I have been reading the quantifier elimination theorem for valued fields, Theorem 3.26 on page 35 of these lecture notes by Lou van den Dries: http://homepages.math.uic.edu/~freitag/valfields.pdf
I do not quite understand why we need the $|E|^+$-saturation in the proof.
I mean I know that we need it to use the QE-test but I do not understand why it does not reduce the generality of our proof. And how we can prove that the ACVF is saturated? Is it because the types are in the form of polynomials?
Let me try to address your questions one by one.
There are several places in the proof where saturation is explicitly used. For example, in Case 1, van den Dries writes "By the saturation assumption on $(F,B)$, we can find $y\in B$ such that $\bar{y}\notin k_{B\cap iK}$." Here, this amounts to writing down a partial type in the variable $y$ which expresses the condition "$y\in B$ and $\bar{y}\notin k_{B\cap iK}$" and checking that it is consistent (by compactness) and uses at most $|E|$-many parameters. Then $|E|^+$-saturation of $(F,B)$ implies that the partial type is realized in $(F,B)$.

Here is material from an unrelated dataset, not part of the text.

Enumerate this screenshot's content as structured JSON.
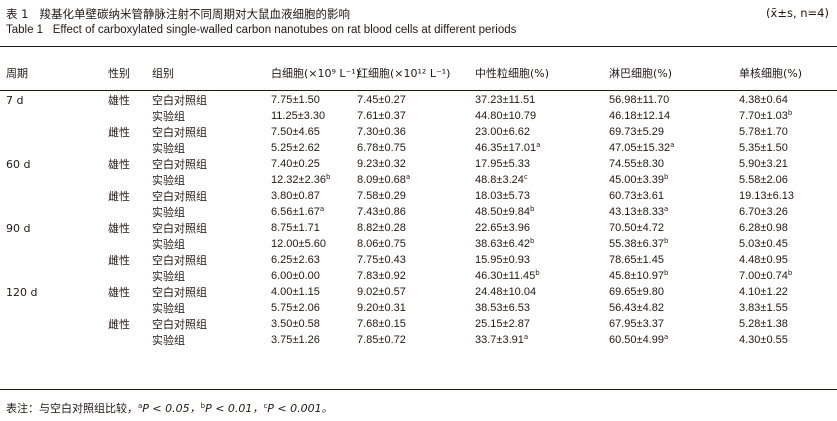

Why would it reduce the generality? The QE test says that if we check some semantic condition on models of $T$, then we can conclude that $T$ has QE. The semantic condition involves an arbitrary model $M\models T$ and an $|M|^+$-saturated model $N\models T$. To understand why we may assume that $N$ is $|M|^+$-saturated, you need to read the proof of the QE test! For example, see Theorem 7.14 in these lecture notes on model theory by van den Dries and Henson.
ACVF is a theory. Saturation is a property of a model. So "ACVF is saturated" makes no sense.
It is a standard theorem that sufficiently saturated models exist: For any cardinal $\kappa$, any first-order theory $T$, and any model $M\models T$, $M$ has an elementary extension which is $\kappa$-saturated. In particular, every algebraically closed valued field embeds (elementarily) in an algebraically closed valued field which is as saturated as you need it to be.
But note that in the statement of the QE test, you are handed an arbitrary model $M$ and an $|M|^+$-saturated model $N$. You don't need to construct $N$ or prove that it is $|M|^+$-saturated. You just need to extend homomorphisms from substructures of $M$ to $N$.
It's not clear what it would mean to "types to be in the form of polynomials". But whatever you mean by that, it's not true in ACVF - formulas also include information about the valuation, not just polynomial equations. Quantifier elimination will allow you to reduce understanding the type of a tuple to understanding equations and valuation relations between polynomials in the tuple (since QE says every formula is equivalent to Boolean combination of atomic formulas, and every atomic formula is equivalent to an equality or a valuation relation between polynomials), but you can't assume this in the proof of QE.